The tree, one of the original twelve giant redwoods to be brought to Britain in the 1850s, sadly succumbed to honey fungus in recent years, and Lee Dickson, a local chainsaw sculptor from Radstock, was commissioned in 2001 to create the sculpture as a celebration of the tree’s life and place in the gardens.

And these gardens certainly are a place to celebrate life; to come to for peace and repose, and to fit back into nature’s cycles. We were here the week before too, with our son. Pushing his wheelchair as close to the railings as we could get, we watched the huge koi carp glide silently in the pool…

…and greeted a moorhen rushing through the light…

…before wandering through the gardens and Victoria Park, past the daffodils and blossom…

…past the flowering lesser celandine and violets…

…to Bath Abbey Churchyard to listen to the buskers.

On the Abbey’s face, the angels were engaged in their endless climb…

– and fall…

…on the ladder to heaven.

But it wasn’t a day for falling angels.

…Too much earthy life emerging – too much of the turn of the planet – all around and in our selves.

 

…And that seems an appropriate cue for a song that’s been our son’s favourite since he was tiny; his ‘magic song’ with the power to soothe like none other:

Follow the Heron by Karine Polwart

‘The back of the winter is broken
And light lingers long by the door
And the seeds of the summer have spoken
In gowans that bloom on the shore…’

It’s a beautiful celebration of both an outer and inner transition into spring. That cusp and co-existence of ‘ice’ (or in the case of today’s weather here, lots of rain!) and growing light… Enjoy!

2 thoughts on “A Peace of Nature

  1. This took me back years to when I had time to kill waiting for trains at Bath, which usually ended up in the stationer’s shop… great song too! Nature just gets on with it in the middle of cars and concrete (although there it’s beautiful Bathish concrete) – something to remember when I’m grumbling about the wilds being tidied up with tarmac etc…

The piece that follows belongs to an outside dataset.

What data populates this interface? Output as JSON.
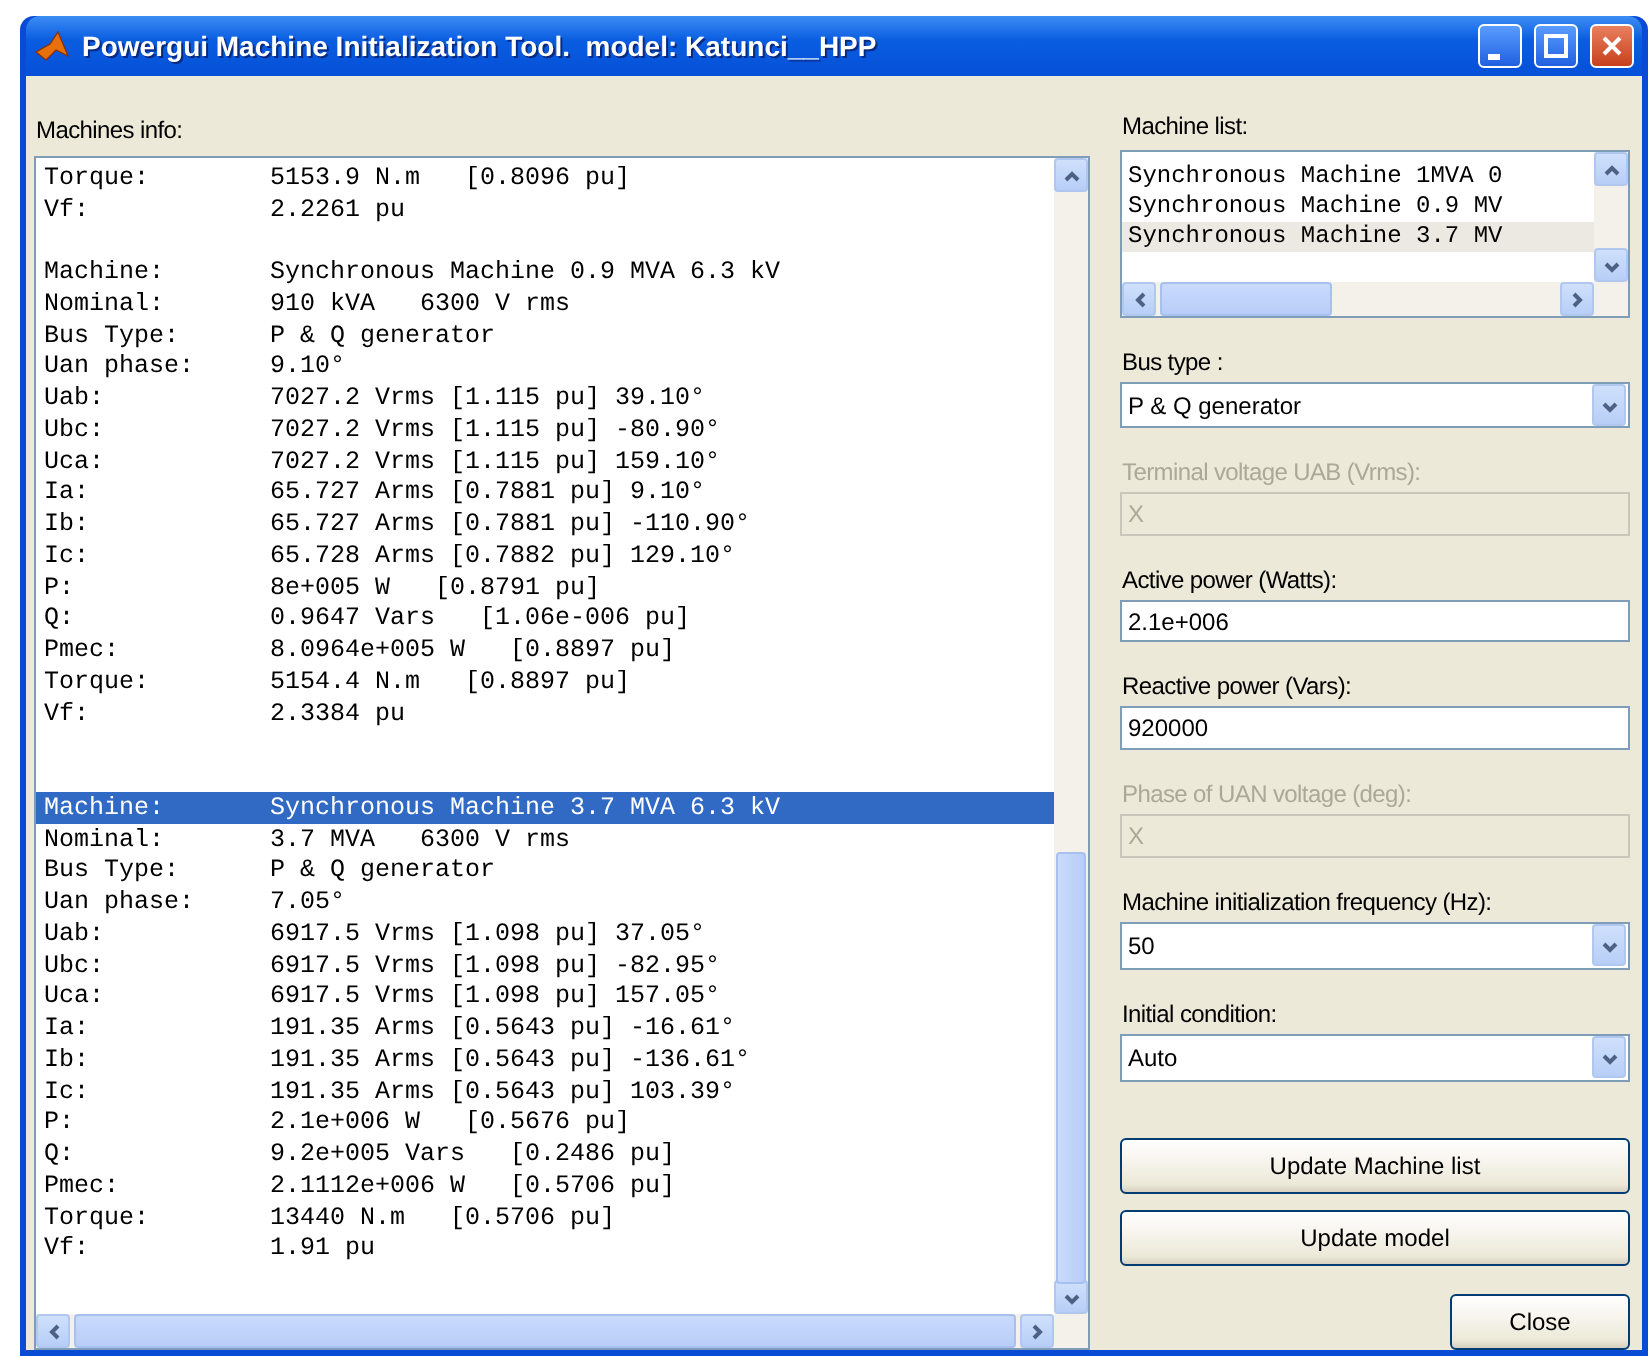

  2. Yes, definitely too much tidying up and covering up going on all over the place. Keep grumbling about that one! I do too! In fact, there’s a bit of that in a post I’m preparing at the moment!

    I was thinking to myself, whilst sitting on that bench, that there was probably more wildlife and more variety of habitat in that city park, than in some areas of the countryside, where vast agricultural monocultures rule, with no hedgerows or woodland in sight.

    A friend of mine works in Bath – and he can see peregrine falcons outside his office window (they nest on a roof nearby). Watching those spectacular birds in pursuit of their prey certainly livens up his tea breaks!